JEFFERSON CITY, Mo. (AP) - New Missouri Gov. Mike Parson is standing by a state contract awarded to a top staffer’s former employer, despite calls from a House Democrat for him to take action.
At issue is a roughly $2.7 million contract awarded earlier this month to McKinsey and Company to review the state’s Medicaid program. Drew Erdmann worked at the global management consulting firm before former Gov. Eric Greitens, a political newcomer, created the chief operating officer position and hired him for the job.
After a report by the St. Louis Post-Dispatch on the issue, House Democratic Minority Leader Gail McCann Beatty in a Monday statement said Greitens’ administration “rigged” the bidding process to award the contract to McKinsey. She called on Parson to cancel the contract and eliminate the chief operating officer’s position, which she called “an excessively paid staffer with an empty title.”
Parson spokesman Steele Shippy on Monday confirmed the governor is keeping the position, and said Parson is standing by the bidding process in place.
“The Governor’s Office has a long standing practice of wholly excluding itself from participating directly or indirectly with the procurement decision making process,” Shippy said in a statement. “It is a process that is exclusively left to the Office of Administration and is a fully transparent process that this Office supports.”
Documents from the Office of Administration detail the review process that evaluated McKinsey and the other four bidders: Accenture, Deloitte Consulting LLP, KPMG LLP and Navigant. McKinsey was awarded perfect scores for its proposed methodology and its team’s qualifications, while the other bidders fared poorly in those areas. But it’s unclear exactly why McKinsey received top scores, because unlike the other bidders, large portions of McKinsey’s proposal are redacted.

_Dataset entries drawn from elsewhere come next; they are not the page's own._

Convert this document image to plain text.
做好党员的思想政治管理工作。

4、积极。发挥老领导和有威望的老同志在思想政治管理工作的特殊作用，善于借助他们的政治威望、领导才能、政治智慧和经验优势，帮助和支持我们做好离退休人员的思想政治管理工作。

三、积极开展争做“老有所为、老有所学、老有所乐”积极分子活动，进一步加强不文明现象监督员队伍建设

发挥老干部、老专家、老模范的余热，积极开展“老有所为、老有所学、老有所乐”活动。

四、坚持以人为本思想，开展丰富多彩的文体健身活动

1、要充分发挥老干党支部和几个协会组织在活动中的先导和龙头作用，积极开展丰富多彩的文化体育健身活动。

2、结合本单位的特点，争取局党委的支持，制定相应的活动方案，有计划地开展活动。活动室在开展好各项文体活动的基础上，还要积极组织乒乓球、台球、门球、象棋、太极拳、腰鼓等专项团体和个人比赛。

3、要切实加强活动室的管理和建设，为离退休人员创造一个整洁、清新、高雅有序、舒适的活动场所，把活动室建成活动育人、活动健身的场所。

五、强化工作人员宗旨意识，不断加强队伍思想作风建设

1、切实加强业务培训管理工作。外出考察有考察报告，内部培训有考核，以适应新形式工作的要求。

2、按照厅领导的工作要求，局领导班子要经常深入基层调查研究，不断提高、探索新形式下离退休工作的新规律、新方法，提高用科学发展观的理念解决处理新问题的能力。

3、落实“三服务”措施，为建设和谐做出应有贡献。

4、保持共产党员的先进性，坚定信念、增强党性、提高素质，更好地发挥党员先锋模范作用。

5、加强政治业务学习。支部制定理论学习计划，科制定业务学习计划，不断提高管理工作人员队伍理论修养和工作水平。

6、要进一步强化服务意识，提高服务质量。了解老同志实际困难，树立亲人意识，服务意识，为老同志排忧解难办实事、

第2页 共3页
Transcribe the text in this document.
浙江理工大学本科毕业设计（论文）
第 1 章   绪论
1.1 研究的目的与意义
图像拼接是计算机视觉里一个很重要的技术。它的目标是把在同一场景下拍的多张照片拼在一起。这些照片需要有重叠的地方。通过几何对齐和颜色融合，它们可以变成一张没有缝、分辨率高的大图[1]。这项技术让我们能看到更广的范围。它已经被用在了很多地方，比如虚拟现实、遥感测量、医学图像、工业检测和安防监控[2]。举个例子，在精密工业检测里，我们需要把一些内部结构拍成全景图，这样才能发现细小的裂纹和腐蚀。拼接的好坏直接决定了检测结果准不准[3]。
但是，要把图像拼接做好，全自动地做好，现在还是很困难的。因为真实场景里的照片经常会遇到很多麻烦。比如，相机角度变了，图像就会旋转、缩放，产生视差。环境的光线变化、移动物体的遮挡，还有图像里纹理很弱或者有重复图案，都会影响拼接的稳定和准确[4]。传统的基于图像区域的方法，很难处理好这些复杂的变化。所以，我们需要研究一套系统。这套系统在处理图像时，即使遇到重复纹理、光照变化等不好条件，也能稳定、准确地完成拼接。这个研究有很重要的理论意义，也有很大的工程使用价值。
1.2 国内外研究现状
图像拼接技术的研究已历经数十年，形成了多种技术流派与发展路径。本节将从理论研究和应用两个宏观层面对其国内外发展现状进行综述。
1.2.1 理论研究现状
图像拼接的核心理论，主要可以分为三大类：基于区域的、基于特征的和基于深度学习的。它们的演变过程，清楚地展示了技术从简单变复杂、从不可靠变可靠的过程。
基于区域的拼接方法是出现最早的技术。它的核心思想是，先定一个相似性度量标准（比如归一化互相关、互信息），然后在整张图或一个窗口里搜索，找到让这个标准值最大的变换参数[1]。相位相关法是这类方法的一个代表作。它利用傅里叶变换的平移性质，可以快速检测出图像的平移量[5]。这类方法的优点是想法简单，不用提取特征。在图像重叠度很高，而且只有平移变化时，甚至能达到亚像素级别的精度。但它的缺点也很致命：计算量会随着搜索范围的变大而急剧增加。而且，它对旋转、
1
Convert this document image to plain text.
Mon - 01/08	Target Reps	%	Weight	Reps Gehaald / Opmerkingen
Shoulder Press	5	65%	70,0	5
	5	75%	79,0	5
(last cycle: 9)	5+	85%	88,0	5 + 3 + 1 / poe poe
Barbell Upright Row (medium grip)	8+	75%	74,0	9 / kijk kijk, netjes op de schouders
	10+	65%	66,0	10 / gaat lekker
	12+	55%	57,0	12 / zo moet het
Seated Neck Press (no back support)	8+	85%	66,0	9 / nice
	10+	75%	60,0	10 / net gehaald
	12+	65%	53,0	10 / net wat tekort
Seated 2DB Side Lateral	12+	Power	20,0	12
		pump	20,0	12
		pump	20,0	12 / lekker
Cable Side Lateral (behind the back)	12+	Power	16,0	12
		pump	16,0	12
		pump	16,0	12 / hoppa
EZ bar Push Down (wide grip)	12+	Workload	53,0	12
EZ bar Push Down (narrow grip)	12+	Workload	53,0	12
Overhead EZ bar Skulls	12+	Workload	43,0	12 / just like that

McKinsey received one of the lowest scores when it came to cost: It asked for more than $2.7 million, more than the cost of three of the other bids combined. Only one bidder, Accenture, was slightly higher.
One of the other companies competing for the contract filed a complaint last Thursday. McKinsey in a Monday response submitted to the Office of Administration said the criticisms “lack merit.”
In a statement, Office of Administration Commissioner Sarah Steelman defended the state’s process as “transparent, fair, and objective.”
“Medicaid constitutes approximately one third of our state’s budget,” she said, adding that the state department that oversees Medicaid “needed the emphasis in this procurement placed on the expertise and experience of the services it was contracting for relative to the cost of those services.”
The chief operating officer’s position was met with skepticism from the start, and McCann Beatty at the time described it as “just another staffer with an empty title and no independent authority.”
But Parson has kept Greitens’ cabinet in place after assuming office earlier this month when Greitens stepped down amid allegations of personal and political misconduct.